Wzmożony lęk nie jest przyjemnym stanem, zarówno pod względem psychicznym, jak i fizycznym. Dlaczego lęk jest w ogóle potrzebny? Ogólnie rzecz biorąc, jest to naturalny mechanizm, który pomaga dostrzec zagrożenie. Czasami jest to przedstawiane w formie prawdziwego powodu i tutaj wszystko działa dobrze, zgodnie z zamierzeniami natury. I następuje swego rodzaju „załamanie”, kiedy uczucie niepokoju staje się stałym tłem i tak naprawdę nie ma żadnego związku z otaczającą rzeczywistością. Przykładowo: dziecko prawie spadło ze stromych schodów, a ty zakładałeś, że coś takiego może się zdarzyć. Poczuliśmy niepokój i stanęliśmy tam, ubezpieczając go - to realne zagrożenie. I kolejny przykład: obiektywnie wszystko jest w porządku, w domu jest spokój i porządek, w pracy nie ma kryzysów, w relacjach z bliskimi wszystko jest spokojne.. . ale jednocześnie istnieje jakiś niezrozumiały wewnętrzny nastrój złego samopoczucia. Jeśli go stłumisz (a najczęściej tak się dzieje), może on objawiać się ostro, w nieoczekiwanych momentach. Wyobraź sobie, że zmierzasz w kierunku pracujesz i nagle zaczynasz odczuwać: szybkie bicie serca, drżenie rąk, pocenie się, zawroty głowy, uczucie drętwienia, bólu i ucisku w klatce piersiowej lub guza w gardle.
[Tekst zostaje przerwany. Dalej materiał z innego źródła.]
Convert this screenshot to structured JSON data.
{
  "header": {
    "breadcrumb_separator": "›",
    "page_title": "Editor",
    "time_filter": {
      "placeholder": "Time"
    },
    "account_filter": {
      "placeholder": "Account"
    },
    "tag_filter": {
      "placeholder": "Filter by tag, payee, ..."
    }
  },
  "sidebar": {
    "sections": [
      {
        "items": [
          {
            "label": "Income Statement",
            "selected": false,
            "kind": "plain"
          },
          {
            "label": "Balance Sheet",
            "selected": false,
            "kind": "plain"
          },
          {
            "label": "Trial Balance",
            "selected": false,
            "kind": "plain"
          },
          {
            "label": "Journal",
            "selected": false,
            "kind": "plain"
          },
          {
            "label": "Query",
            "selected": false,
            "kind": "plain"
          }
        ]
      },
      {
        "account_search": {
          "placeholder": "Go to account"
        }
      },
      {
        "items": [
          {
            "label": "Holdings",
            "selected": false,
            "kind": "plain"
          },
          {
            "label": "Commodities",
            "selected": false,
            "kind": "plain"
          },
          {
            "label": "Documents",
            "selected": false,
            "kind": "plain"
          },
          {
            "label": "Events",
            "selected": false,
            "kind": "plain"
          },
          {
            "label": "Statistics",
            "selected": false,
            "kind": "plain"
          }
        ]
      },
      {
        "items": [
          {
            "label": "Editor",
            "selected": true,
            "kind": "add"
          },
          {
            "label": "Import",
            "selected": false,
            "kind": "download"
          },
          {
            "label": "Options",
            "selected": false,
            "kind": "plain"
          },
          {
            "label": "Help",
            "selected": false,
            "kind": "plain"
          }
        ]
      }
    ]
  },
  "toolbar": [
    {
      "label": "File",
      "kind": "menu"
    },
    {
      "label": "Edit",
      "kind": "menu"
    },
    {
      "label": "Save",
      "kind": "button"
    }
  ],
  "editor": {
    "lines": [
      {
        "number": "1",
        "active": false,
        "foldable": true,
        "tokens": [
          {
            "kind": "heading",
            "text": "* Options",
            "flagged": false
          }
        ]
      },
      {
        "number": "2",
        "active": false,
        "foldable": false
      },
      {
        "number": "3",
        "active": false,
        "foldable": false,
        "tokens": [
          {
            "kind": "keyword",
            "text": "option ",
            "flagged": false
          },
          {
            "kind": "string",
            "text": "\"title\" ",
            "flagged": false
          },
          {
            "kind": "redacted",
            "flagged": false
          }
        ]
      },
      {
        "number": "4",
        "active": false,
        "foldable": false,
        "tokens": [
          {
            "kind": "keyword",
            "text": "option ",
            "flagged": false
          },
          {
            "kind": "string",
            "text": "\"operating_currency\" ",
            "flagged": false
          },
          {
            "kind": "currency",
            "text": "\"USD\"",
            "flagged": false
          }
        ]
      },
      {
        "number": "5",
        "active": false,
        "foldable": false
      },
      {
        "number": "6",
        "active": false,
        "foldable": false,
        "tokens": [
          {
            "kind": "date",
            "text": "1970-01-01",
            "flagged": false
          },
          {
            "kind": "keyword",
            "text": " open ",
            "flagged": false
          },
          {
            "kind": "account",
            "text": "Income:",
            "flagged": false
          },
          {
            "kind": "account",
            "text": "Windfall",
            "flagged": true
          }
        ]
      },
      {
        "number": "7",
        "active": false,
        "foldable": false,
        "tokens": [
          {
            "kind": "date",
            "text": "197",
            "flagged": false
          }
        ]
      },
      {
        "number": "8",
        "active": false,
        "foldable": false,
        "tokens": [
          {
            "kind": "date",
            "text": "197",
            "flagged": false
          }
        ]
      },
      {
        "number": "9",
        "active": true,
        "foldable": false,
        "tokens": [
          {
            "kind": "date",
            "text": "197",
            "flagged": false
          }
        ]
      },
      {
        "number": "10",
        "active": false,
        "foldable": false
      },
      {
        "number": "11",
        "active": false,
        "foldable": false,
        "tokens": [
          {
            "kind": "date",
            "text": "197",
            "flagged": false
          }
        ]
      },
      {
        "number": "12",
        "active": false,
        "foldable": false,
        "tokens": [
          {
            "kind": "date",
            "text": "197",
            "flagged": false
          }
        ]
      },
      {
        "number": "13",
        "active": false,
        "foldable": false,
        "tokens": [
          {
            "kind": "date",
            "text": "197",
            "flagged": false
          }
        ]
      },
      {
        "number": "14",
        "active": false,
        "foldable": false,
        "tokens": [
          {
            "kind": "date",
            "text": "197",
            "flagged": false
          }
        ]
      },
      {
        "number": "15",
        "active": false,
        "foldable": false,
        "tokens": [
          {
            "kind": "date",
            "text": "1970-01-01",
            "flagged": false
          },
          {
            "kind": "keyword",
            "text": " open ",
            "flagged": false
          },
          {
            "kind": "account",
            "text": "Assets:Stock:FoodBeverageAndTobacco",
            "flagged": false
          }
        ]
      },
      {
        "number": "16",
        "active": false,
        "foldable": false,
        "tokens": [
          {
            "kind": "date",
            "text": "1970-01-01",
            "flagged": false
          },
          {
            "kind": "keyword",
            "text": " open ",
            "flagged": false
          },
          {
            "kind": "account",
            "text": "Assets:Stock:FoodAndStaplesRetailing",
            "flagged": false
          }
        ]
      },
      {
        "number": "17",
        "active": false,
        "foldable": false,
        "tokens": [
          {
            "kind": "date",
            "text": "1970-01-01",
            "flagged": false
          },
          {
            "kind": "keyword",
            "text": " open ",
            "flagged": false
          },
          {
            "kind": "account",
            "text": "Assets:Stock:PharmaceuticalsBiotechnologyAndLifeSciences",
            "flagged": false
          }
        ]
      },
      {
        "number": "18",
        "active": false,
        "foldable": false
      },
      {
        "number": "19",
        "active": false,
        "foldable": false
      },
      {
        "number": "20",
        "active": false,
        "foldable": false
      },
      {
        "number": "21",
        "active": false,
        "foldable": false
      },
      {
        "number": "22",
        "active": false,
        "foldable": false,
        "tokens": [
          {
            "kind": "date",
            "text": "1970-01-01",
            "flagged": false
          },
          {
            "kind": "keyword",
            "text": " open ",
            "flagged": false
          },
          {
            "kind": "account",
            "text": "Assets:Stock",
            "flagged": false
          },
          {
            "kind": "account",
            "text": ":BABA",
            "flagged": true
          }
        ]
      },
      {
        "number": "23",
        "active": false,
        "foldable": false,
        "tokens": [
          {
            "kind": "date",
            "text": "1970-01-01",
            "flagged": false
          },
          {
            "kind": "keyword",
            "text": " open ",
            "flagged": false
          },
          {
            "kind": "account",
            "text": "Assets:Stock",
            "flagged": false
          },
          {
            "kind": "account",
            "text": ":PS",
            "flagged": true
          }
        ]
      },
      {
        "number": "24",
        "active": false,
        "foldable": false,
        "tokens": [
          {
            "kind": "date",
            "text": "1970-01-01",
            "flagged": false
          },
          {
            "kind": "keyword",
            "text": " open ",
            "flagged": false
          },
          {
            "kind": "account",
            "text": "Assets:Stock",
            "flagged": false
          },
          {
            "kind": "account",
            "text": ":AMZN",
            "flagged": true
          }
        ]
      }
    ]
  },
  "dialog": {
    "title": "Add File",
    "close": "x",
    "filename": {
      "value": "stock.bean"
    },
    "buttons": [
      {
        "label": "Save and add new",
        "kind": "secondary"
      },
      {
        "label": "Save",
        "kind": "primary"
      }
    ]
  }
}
Lub inna opcja, wydaje się, że to dobry dzień poszło jak zwykle, ale wieczorem po prostu nie można spać. Kiedy kręcisz się z boku na bok, zaczynasz być przytłoczony setkami myśli i zmartwień związanych z tym, co wydarzyło się w ciągu dnia, tygodnia, a nawet rok (lata) temu. Wątpliwości lub obawy dotyczące przyszłości. Kiedy w końcu uda Ci się zasnąć, Twój sen jest wrażliwy i niepokojący, budzisz się z każdego szelestu, a rano wstajesz śpiący i wyczerpany. Dzieje się to codziennie, przez długi czas. I niesamowicie wyczerpujące. Z każdym dniem sił i chęci, żeby coś zrobić i jakoś ruszyć dalej w życiu, jest coraz mniej. Można sobie z tym poradzić, ale wymaga to pomocy wykwalifikowanego specjalisty (być może nawet w parze z neurologiem) i czasu. Niestety, jeśli przez długi czas żyjesz w tym „trybie lęku”, nie będziesz w stanie pozbyć się go ani razu, ani dwa razy. Będzie to wymagało wysiłku i ciężkiej pracy, a kiedy opuści Cię niepokój, wyprostujesz ramiona i z łatwością odetchniesz powietrzem nowego dnia. Spokojnie i z przyjemnością żyjcie dalej, nie wzdrygając się przy każdym szelescie, nie spodziewając się codziennych przeciwności losu i mając siłę i chęć do życia i działania, dalej budując swoje życie.